If you are satisfied with using that equation and you already took all the data, what is the problem...that is, where are you getting stuck?

 

[NiCeBoY]

i mean which value is which and how to use the equation...
thanks

 

[MrAl]

Hi again,

I didnt notice before that it seems that you had not logged the time periods between readings. I assumed you did this already, but since you didnt you'll have to obtain that information. The equation is asking for the time rate of change of w (angular acceleration), and to calculate that we need the time values for each sample.

The equation presented in your first post can be arranged as:

J=-TLP*TNom/(dw(w1)/dt)
where
TLP is the torque loss percentage,
TNom is the nominal torque,
dw(w1)/dt is the time rate of change of angular speed at w1, also called the angular acceleration. The inertia is associated with the acceleration so knowing the acceleration allows calculating the inertia.

TLP you have logged, TNom is stored, so you need dw/dt.
To get dw/dt you would select w1 first, say w1=757rpm.
Now select the two samples above and below that sample, w0=577 and w2=878.
Now we have three samples: w0, w1, and w2, and we use the torque loss percentage at w1 which equals -8.6 percent, so TLP=-8.6.
We also need the time values for w0 and w2, calling them t0 and t2 respectively.
Having this information, we can calculate dw(w1)/dt approximately as:
dw(w1)/dt=(w2-w0)/(t2-t0)
Having all the values for the equation now, we can then calculate J.

You'll first have to get the time values for each w value to calculate dw/dt.

 

[NiCeBoY]

Hi again,

I didnt notice before that it seems that you had not logged the time periods between readings. I assumed you did this already, but since you didnt you'll have to obtain that information. The equation is asking for the time rate of change of w (angular acceleration), and to calculate that we need the time values for each sample.

The equation presented in your first post can be arranged as:

J=-TLP*TNom/(dw(w1)/dt)
where
TLP is the torque loss percentage,
TNom is the nominal torque,
dw(w1)/dt is the time rate of change of angular speed at w1, also called the angular acceleration.

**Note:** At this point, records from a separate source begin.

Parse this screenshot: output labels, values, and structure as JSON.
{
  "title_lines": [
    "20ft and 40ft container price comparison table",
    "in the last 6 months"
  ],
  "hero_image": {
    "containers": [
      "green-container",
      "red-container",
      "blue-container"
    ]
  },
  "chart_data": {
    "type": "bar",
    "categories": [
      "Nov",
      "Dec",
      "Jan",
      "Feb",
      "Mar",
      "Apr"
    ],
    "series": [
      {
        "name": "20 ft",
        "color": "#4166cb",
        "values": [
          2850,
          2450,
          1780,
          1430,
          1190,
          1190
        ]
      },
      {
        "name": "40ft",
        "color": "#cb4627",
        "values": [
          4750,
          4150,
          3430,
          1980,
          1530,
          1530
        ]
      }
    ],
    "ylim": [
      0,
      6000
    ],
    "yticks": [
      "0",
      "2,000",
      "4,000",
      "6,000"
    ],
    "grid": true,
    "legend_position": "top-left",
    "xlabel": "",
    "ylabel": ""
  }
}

The inertia is associated with the acceleration so knowing the acceleration allows calculating the inertia.

TLP you have logged, TNom is stored, so you need dw/dt.
To get dw/dt you would select w1 first, say w1=757rpm.
Now select the two samples above and below that sample, w0=577 and w2=878.
Now we have three samples: w0, w1, and w2, and we use the torque loss percentage at w1 which equals -8.6 percent, so TLP=-8.6.
We also need the time values for w0 and w2, calling them t0 and t2 respectively.
Having this information, we can calculate dw(w1)/dt approximately as:
dw(w1)/dt=(w2-w0)/(t2-t0)
Having all the values for the equation now, we can then calculate J.

You'll first have to get the time values for each w value to calculate dw/dt.

The time value is found on the waveforms.. if am not wrong..?

 

[MrAl]

Hi,

Well if the time values were on the waveforms then you can tell me what the time values are for w0 and w2 right?
If you can do that, you can use the formula i gave you previously to calculate dw/dt and that will get you there.
Since those dont look like the right time values, i dont see how you can do this yet although you are more familiar with this project than i am.

If you have or can get the time values for w0 and w2 as i outlined, then you can use the formula i gave you. Does that make sense?
Are those ramping waveforms w vs t or no?

 

[NiCeBoY]

Hi,

Well if the time values were on the waveforms then you can tell me what the time values are for w0 and w2 right?
If you can do that, you can use the formula i gave you previously to calculate dw/dt and that will get you there.
Since those dont look like the right time values, i dont see how you can do this yet although you are more familiar with this project than i am.

If you have or can get the time values for w0 and w2 as i outlined, then you can use the formula i gave you. Does that make sense?
Are those ramping waveforms w vs t or no?

yeah but thats all values i got.. so i am thinking how i can get the rest..

Also do you have an idea what the sign of Vt indicate?
thanks

 

[MrAl]

Hi again,

How did you obtain those ramped curves shown?

Yeah i see that all of the Vt are negative. That sometimes means a phase flip but im not sure if that's what it means there or not.

Part of the way a rotating system like this works is a torque T1 is applied and the motor comes up to speed w1, then a torque T2 is applied at time t=t0 and the motor gradually changes speed and reaches a new speed w2 at time t=t2. It therefore takes the motor a time t2-t1 to get up to the new speed, and it takes this time because of the rotational inertia of the system. In other words, we accelerate the motor and measure the time it takes to reach a new speed which in this case would be somewhere around w1. With larger inertia it will take longer to reach some new speed w2 and with smaller inertia it would take less time to reach the new speed w2, and with zero inertia it would take no time at all to get to the new speed w2 even with a small increase in torque (which of course is not possible in real life).
I almost forgot to mention that the speed has to be in rads/second not rpm.

 

[NiCeBoY]

on the waveforms that i got, anyone know how i can label the time axis?
let say for the 25Hz Frequency waveform,
is the time period of the sine wave 1/25 = 0.04s.
so this is for one cycle of the sinuisoial waveform that i got?

thx

 

[MrAl]

Hi,

Yes that makes sense. If you have a 100Hz wave and it spans 10 divisions, then the period is 1/100=0.01 so each division would be 0.001 second each.